On 03/09/2012 04:28 PM, Shawn Pearce wrote:
> On Thu, Mar 8, 2012 at 22:57, Markus Duft <markus.duft@xxxxxxxxxx> wrote:
>> On 03/07/2012 04:30 PM, Shawn Pearce wrote:
>>> On Tue, Mar 6, 2012 at 23:17, Markus Duft <markus.duft@xxxxxxxxxx> wrote:
>>>> On 03/07/2012 03:32 AM, Shawn Pearce wrote:
>>>>> On Tue, Mar 6, 2012 at 05:16, Markus Duft <markus.duft@xxxxxxxxxx> wrote:
>>>> [snip]
>> [snip]
>>>> problematic here is the in.getChannel().size()... this uses a NIO channel to determine the size of the file (lol). This is the step that can fail. I'm not really sure what would be the best solution here, but i think a simple "final long sz = path.length();" would do instead. or is File.length() somehow bad? or more bad than Channel.size()?
>>> Whoops. The problem with path.length() is the inode could have changed
>>> out from under us between when the file was opened, and when the size
>>> was estimated. The only safe way to know is to use the channel to get
>>> at fstat() in the system, or to use the path.length() as an estimate
>>> for the buffer size but be prepared to grow or shrink our buffer if
>>> the actual file length is larger or smaller, as determined by when
>>> read() returns the EOF indicator.  :-)
>> are you really sure this is a problem? i checked the openjdk implementation of FileSystem.getLength() (which is used by File.length()), and it does a stat() on the path always. this should be for sure sufficient to not confuse anything :) it will also catch the case where inodes change. nothing is cached. nowhere. if there are java implementations that do cache - i think, _thats_ the bug then ;p
> Yes, it is a problem:
>   Thread 1:
>     FileInputStream in = new FileInputStream(....);
>   Thread 2:
>     echo hi >; mv config
>   Thread 1:
>       long len = path.length();  // now 3 instead of say 4000.

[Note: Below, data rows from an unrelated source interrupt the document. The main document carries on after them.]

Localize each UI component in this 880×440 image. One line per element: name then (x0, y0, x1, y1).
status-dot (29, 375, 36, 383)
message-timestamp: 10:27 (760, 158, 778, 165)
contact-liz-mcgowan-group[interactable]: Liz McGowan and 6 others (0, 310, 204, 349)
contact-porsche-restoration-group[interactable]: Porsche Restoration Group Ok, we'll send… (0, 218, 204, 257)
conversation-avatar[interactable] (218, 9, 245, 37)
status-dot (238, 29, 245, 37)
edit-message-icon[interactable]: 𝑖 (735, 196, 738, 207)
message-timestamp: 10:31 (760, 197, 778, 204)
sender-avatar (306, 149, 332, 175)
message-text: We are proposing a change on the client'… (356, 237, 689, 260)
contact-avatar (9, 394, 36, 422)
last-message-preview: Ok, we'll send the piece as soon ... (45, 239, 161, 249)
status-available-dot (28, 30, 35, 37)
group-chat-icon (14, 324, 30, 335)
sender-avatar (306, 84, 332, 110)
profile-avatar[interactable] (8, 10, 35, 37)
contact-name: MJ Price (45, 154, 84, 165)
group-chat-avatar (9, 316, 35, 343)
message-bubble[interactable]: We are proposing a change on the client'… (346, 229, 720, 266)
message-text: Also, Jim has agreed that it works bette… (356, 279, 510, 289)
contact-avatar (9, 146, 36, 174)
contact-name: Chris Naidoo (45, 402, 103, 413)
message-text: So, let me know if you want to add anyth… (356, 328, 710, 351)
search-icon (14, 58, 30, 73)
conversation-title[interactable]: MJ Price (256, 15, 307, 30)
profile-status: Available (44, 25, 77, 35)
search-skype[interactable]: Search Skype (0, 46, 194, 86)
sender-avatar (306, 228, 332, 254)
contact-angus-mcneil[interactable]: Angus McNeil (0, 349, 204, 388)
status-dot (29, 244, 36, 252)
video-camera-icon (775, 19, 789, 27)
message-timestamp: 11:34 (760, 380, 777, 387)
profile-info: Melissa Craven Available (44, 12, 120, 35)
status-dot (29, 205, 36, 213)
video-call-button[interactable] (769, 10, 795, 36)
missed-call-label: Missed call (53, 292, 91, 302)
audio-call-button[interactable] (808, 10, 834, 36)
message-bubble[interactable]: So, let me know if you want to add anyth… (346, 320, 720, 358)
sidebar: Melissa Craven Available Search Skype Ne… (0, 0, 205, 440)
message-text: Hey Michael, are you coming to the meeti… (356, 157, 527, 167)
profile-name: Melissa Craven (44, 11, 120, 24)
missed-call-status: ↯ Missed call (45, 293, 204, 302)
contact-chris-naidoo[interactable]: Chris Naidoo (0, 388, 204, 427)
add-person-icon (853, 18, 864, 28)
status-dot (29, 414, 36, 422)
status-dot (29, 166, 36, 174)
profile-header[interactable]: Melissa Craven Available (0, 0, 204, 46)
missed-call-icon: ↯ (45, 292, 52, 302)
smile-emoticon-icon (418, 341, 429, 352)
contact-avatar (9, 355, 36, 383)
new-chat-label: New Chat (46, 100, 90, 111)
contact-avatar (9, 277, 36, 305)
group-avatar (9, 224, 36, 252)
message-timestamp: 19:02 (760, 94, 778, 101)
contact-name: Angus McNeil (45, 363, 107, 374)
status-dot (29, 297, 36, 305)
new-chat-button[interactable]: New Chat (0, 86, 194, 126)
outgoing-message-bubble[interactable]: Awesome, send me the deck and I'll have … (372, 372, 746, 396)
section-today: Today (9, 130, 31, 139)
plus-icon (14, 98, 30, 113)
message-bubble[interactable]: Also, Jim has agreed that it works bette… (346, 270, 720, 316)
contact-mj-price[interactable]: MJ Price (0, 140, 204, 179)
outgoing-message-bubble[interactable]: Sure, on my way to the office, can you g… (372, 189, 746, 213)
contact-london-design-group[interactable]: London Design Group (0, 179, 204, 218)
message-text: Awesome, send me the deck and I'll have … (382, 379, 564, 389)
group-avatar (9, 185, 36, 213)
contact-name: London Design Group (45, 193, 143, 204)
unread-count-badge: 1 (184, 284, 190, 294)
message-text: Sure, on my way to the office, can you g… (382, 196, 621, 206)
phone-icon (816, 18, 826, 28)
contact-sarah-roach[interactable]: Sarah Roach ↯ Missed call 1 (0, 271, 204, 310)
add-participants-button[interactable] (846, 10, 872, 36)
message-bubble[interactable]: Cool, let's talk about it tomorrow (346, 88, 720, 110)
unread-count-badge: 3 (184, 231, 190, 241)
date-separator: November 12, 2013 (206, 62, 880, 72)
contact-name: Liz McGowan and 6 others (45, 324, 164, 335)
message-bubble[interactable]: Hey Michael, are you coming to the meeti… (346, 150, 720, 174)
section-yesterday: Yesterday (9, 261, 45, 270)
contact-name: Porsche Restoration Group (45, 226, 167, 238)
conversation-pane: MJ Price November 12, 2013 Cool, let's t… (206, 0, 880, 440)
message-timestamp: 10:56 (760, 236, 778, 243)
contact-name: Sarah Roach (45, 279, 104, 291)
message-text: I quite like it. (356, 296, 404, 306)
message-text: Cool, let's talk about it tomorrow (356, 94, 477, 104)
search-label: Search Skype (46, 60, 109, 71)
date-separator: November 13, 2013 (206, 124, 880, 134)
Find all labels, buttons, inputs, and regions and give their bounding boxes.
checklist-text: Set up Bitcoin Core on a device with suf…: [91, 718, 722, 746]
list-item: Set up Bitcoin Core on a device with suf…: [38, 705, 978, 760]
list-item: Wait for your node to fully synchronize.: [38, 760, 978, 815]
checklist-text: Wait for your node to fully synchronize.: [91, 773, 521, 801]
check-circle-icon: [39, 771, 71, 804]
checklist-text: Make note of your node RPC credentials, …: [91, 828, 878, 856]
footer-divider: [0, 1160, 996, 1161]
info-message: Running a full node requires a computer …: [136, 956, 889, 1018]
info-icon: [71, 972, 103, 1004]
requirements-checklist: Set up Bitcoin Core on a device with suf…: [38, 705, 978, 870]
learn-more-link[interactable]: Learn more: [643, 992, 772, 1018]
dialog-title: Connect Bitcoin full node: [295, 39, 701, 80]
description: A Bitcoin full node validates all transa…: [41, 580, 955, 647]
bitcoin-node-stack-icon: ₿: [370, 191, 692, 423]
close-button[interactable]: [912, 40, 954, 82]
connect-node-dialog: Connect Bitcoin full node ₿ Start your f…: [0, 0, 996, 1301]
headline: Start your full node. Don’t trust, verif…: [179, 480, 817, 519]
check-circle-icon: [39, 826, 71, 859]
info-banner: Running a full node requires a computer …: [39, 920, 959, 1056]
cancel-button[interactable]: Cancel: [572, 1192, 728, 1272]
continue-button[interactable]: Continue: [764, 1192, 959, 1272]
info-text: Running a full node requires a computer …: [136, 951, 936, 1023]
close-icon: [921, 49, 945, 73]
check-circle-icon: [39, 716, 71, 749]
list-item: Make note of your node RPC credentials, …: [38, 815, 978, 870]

are you serious? you have to rewrite the file in between two code lines. you'll have to hit a nanoseconds timeframe?! other than that i think this is a little overkill, how about calling length() twice, once before, once after and then taking max() of the two ... ? :D the "be prepared to change buffer sizes" version sounds much harder to implement. any other ideas?